不過下月就是會試之期,他讓學子們暫時別來了,先好好備考。
這天是休沐日,唐瀚一大早就出城,他剛到郊外莊園,那幫學子又來了。
“不是不讓你們來了嗎?”唐瀚帶著點責備的語氣問:“怎不好好溫書,跑來這裏浪費寶貴時間?”

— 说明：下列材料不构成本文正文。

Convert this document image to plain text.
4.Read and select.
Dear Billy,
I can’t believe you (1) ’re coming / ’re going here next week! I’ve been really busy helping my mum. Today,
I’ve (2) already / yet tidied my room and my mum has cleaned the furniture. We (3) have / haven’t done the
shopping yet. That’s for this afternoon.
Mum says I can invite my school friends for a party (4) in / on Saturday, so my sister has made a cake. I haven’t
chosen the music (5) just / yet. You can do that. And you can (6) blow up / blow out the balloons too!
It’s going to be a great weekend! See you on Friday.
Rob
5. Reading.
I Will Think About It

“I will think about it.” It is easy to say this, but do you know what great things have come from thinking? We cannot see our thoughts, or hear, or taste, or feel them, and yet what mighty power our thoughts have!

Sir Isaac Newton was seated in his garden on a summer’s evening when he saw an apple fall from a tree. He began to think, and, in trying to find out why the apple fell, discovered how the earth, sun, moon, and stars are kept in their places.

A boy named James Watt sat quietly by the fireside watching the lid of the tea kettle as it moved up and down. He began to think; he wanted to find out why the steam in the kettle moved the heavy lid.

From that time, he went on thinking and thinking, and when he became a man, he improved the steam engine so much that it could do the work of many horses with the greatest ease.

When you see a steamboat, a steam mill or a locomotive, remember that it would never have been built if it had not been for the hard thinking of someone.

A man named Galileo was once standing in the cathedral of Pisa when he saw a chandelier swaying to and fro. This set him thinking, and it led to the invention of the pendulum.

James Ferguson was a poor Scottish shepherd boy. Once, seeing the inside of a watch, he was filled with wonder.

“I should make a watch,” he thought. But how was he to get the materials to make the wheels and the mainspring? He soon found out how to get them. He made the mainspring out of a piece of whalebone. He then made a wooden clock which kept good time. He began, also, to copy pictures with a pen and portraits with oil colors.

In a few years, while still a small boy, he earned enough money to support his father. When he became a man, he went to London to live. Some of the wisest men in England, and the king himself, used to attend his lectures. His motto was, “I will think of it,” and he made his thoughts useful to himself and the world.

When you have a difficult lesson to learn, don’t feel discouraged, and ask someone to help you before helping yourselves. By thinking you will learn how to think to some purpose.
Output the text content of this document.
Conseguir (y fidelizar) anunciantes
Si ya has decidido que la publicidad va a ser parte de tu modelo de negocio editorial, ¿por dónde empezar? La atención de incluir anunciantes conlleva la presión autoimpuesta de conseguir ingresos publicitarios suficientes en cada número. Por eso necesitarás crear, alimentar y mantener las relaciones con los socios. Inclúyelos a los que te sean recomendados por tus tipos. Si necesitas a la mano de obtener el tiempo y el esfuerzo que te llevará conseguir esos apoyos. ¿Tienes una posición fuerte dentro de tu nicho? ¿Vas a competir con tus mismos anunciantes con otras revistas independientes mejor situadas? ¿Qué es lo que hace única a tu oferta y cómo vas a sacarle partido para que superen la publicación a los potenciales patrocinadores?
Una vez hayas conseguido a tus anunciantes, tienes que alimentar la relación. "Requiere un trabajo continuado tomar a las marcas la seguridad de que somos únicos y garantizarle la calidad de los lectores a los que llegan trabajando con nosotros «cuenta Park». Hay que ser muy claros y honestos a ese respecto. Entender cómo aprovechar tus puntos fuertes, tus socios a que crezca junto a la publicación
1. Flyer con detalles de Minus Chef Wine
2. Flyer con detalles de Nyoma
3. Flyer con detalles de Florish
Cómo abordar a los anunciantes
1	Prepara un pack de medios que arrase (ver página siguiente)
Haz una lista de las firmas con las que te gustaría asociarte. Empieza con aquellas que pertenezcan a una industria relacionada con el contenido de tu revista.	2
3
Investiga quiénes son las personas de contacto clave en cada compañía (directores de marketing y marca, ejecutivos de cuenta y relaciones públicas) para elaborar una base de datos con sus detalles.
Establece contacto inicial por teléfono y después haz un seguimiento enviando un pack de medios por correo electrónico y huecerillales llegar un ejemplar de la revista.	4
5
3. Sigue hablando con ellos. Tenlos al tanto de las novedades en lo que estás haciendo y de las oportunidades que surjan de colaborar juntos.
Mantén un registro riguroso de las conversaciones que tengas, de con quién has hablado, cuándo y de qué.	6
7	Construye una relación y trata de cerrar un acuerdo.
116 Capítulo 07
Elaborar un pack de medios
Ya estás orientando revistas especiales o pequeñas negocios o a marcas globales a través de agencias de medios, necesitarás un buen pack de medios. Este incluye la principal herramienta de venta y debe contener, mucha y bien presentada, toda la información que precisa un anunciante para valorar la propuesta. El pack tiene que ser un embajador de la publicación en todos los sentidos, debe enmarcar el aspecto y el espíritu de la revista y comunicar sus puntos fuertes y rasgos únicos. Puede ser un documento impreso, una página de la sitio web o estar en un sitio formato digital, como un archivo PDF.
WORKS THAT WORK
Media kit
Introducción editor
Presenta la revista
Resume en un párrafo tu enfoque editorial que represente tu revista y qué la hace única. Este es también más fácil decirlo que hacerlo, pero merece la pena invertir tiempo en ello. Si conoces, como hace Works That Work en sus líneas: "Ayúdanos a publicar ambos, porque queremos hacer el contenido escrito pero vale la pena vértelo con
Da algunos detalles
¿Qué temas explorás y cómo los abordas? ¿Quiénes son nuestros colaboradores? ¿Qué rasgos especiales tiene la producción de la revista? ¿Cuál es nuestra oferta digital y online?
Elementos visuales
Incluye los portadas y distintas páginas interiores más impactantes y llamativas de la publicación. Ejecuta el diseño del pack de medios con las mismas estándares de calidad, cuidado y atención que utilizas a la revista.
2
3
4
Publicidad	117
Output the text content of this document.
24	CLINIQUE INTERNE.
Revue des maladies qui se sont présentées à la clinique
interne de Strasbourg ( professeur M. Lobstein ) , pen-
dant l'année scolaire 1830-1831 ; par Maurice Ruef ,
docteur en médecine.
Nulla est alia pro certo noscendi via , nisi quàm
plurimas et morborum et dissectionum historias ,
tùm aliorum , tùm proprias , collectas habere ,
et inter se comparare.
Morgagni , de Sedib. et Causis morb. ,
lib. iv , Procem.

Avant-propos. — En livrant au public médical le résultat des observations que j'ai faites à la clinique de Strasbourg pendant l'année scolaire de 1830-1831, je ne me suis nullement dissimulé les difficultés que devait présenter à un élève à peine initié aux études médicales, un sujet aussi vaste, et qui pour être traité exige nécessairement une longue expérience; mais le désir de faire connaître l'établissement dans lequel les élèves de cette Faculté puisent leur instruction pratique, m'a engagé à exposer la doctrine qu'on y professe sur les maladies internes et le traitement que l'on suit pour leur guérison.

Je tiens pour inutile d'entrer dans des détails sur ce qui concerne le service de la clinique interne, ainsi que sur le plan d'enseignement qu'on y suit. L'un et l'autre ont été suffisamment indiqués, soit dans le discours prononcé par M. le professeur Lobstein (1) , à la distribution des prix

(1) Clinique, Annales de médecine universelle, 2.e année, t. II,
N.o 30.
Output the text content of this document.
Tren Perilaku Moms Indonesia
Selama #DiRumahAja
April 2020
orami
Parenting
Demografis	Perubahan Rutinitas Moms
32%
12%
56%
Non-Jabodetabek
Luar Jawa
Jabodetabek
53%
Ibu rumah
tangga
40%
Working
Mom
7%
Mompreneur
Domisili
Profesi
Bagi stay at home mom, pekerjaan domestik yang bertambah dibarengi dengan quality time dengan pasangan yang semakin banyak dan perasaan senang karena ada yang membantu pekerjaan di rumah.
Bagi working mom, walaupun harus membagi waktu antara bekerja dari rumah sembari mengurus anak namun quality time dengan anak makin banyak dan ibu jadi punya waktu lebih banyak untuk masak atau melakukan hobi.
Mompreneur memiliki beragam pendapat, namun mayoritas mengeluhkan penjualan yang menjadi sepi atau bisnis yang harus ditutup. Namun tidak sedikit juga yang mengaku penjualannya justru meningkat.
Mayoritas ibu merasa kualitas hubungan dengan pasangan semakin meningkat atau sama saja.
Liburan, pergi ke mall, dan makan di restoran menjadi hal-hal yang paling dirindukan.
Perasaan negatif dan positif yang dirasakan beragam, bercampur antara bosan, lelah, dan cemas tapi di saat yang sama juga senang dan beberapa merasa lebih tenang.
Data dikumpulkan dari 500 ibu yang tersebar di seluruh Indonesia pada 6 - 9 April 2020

一個叫劉明遠的學子接茬:“春闈也就那麽回事,溫不溫書都一樣。”
“呦嗬,信心這麽足啊?”
“學生們是因為沒信心,才不想溫書的。”
“不應該啊!你們中至少有半數人具備殺入殿試的實力,怎會沒信心?”唐瀚納悶。
另一名叫安道然的學子解釋:“殿下可能不知,本屆春闈……”
……
“本屆春闈恰逢更舊立新之年,皇恩浩**,大赦天下,各地又選拔出一千餘名府試落榜考生,恩科與會試合並,人數比往屆春闈多出整整一倍。”
盛天殿上,禮部尚書愁眉苦臉地發言。
“如此空前規模,想鑽空子的人自然也多了起來,捉題售賣、印製小抄的人根本抓都抓不完。”
“足見今年春闈,作弊現象會嚴重到何等程度!”
盛朝有個神奇現象,春闈會試,不對考生搜身檢查。
因為考生都是舉子,不能侮辱斯文。
盛朝科舉考試分縣、州、府、會、殿試五級。
過縣試,獲童生資格;過州試,獲晉生資格,也叫秀才;過府試,則是舉生,也叫舉子。
童生、秀才相對容易考上,還算不上文人,搜身倒也無妨。
但通過府試選拔出的舉子,整個盛朝每三年不過出千餘人,已屬鳳毛麟角。
天下公認,舉子已是文人代表。
盛朝人重名,信奉士可殺不可辱,因此不能對舉子搜身。
不能搜身,就有人夾帶,每三年一次的會試都有作弊之人。
朝廷也想過其他補救的辦法,但作用不大。
不過往屆春闈隻有一千多考生,作弊現象還不算嚴重,還在朝廷能容忍的範圍內。
而新皇登基,開恩科的規矩不能改,還不能和春闈錯開,導致今年考生人數比正常多出一倍。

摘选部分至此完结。